“Even during the rationing period, during World War II, we didn’t have the anxiety that we’d starve, because we grew our own potatoes, you know?”
- James Earl Jones, voice of Darth Vader
James Earl Jones is right on.
A huge amount of security comes from knowing that potatoes are in the ground. We expanded the garden at Headquarters by a good 30 percent this year - part of it became the Grow It Yourself garden (with 3 rows and 3 kinds of potatoes) and the rest of it became…potatoes.
This is where things just get illogical. Potatoes take up quite a bit of room and are pretty cheap to buy so, to a hard-headed pencil pusher, it is probably not cost-effective or efficient to devote so much land to them.
But on Canada Day, when your arm is buried to the elbow and your fingers bump into that first potato of the year and you hold it up in triumph while your mom cheers from the patio and your dad pulls out more and more even though you just dug there and found nothing, and then you cook and eat them up with butter and just-snipped chives, well…

Oh Canada.
The potato schedule
If you planted your potatoes when we did - in late April - they are probably just starting to flower.
You should be able to dig down and find the first little potatoes in early July. (We’ll show you how this is done.) Through the summer you can rob just what you need for supper (take from different plants) and let the others grow to full size and harvest them in the fall.
In the meantime, you need to be watering and hilling - or piling up mulch (soil, straw, compost) to cover the leaves and stem of the plant as it grows.
You will need to hill 2 or 3 times through the season, and you ultimately want about a 12 inch mound. You can also think of it this way: mound it up so that 8 inches of the plant is showing at all times and the rest of it is covered.
The point of hilling is to create enough room for the potatoes to grow nice and big, and to keep them well covered - if they are exposed to sunlight they turn green and actually become toxic to eat.
Don’t freak out. The green is just chlorophyll and is not bad for you at all, but the colour indicates that a natural toxin in the potato - Solanine - has become concentrated in that part of the potato and this is what you don’t want to eat. If you ever see green on a potato, just cut it off. The rest of the potato is fine.
The same logic applies to storing potatoes - keep them in a cool, dark place rather than on a sunny, cheerful kitchen counter.
How to hill potatoes
Remember when I dug trenches to plant potatoes and I wanted to pack in so many that I didn’t have room to pile up the soil I dug out and I had to put it in pails? Good times.
Now we need to haul out our pails and return this dirt from whence it came.
Gently pile the soil next to the plant, right on top of the leaves.
Pile it up. Remember that you ultimately want a mound that is about 12 inches high.
If you actually have piles of soil on either side of your potato trench (normal), grab a hoe or use your own paws to scoop the soil over.

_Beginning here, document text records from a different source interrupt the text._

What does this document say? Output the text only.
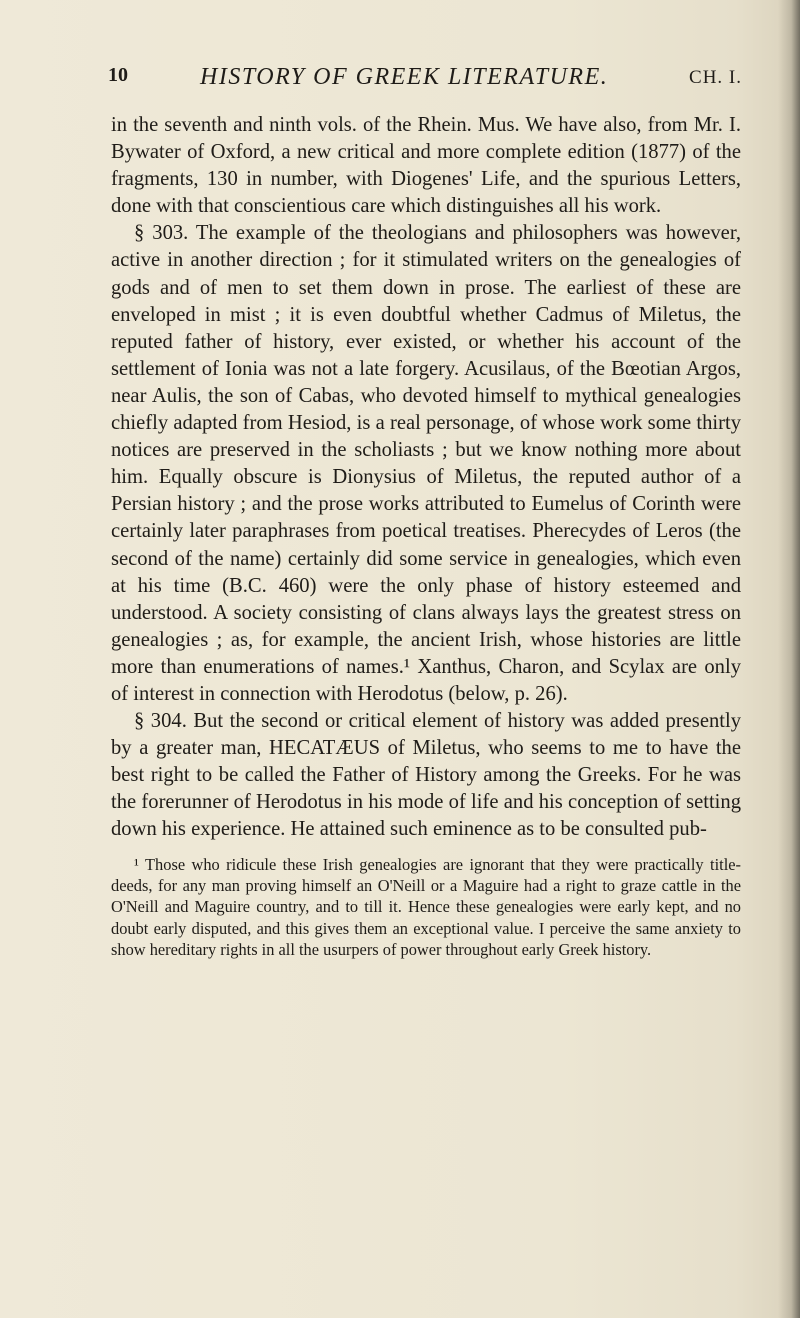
10	HISTORY OF GREEK LITERATURE.	CH. I.

in the seventh and ninth vols. of the Rhein. Mus. We have also, from Mr. I. Bywater of Oxford, a new critical and more complete edition (1877) of the fragments, 130 in number, with Diogenes' Life, and the spurious Letters, done with that conscientious care which distinguishes all his work.

§ 303. The example of the theologians and philosophers was however, active in another direction ; for it stimulated writers on the genealogies of gods and of men to set them down in prose. The earliest of these are enveloped in mist ; it is even doubtful whether Cadmus of Miletus, the reputed father of history, ever existed, or whether his account of the settlement of Ionia was not a late forgery. Acusilaus, of the Bœotian Argos, near Aulis, the son of Cabas, who devoted himself to mythical genealogies chiefly adapted from Hesiod, is a real personage, of whose work some thirty notices are preserved in the scholiasts ; but we know nothing more about him. Equally obscure is Dionysius of Miletus, the reputed author of a Persian history ; and the prose works attributed to Eumelus of Corinth were certainly later paraphrases from poetical treatises. Pherecydes of Leros (the second of the name) certainly did some service in genealogies, which even at his time (B.C. 460) were the only phase of history esteemed and understood. A society consisting of clans always lays the greatest stress on genealogies ; as, for example, the ancient Irish, whose histories are little more than enumerations of names.¹ Xanthus, Charon, and Scylax are only of interest in connection with Herodotus (below, p. 26).

§ 304. But the second or critical element of history was added presently by a greater man, HECATÆUS of Miletus, who seems to me to have the best right to be called the Father of History among the Greeks. For he was the forerunner of Herodotus in his mode of life and his conception of setting down his experience. He attained such eminence as to be consulted pub-

¹ Those who ridicule these Irish genealogies are ignorant that they were practically title-deeds, for any man proving himself an O'Neill or a Maguire had a right to graze cattle in the O'Neill and Maguire country, and to till it. Hence these genealogies were early kept, and no doubt early disputed, and this gives them an exceptional value. I perceive the same anxiety to show hereditary rights in all the usurpers of power throughout early Greek history.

If you don’t have enough soil to do such a thing, you can also use compost (which has the added benefit of providing nutrients to the plant) or straw. Straw is nice because it keeps the potatoes nice and clean and they are easier to find. Mulching potatoes with straw is huge in Scandanavia.
How to water potatoes
To be honest, watering potatoes is one of those things that makes us a bit nervous. When they are hilled, it is hard to know whether they are getting enough water, too much, or what the heck is going on down there. Not enough water causes knobby potatoes worthy of entry in your local newspaper’s Weird Vegetable contest, and it also produces a smaller crop. Overwatering, on the other hand, can cause black or hollow centers in potatoes.
Shock horror!
It remains a bit of a mystery, but we’ve always ended up with good crops, so maybe it is not rocket science, after all.
This is what the potato people recommend:
During warmer summer weather, keep your potatoes well watered. We tend to give ours a good drink a couple of times a week, or 3 times if it’s really hot. (Note that we have pretty sandy, fast-draining soil - if your soil holds moisture longer you might be able to water less than this.)
We put the garden hose in the trench between the rows and let it run on a slowish trickle. How long depends on your soil and what you think is a trickle, but try 15 or 20 minutes per row. (You will probably have to move the hose to make sure all the plants in the row get watered.)
It is especially important to water when the potatoes are flowering and just after they have stopped because this is when the plant is actually producing potatoes. After this point the plant can tolerate a little more drought, so you can probably cut back to watering once or twice a week.
As always, watering in the cool morning is best.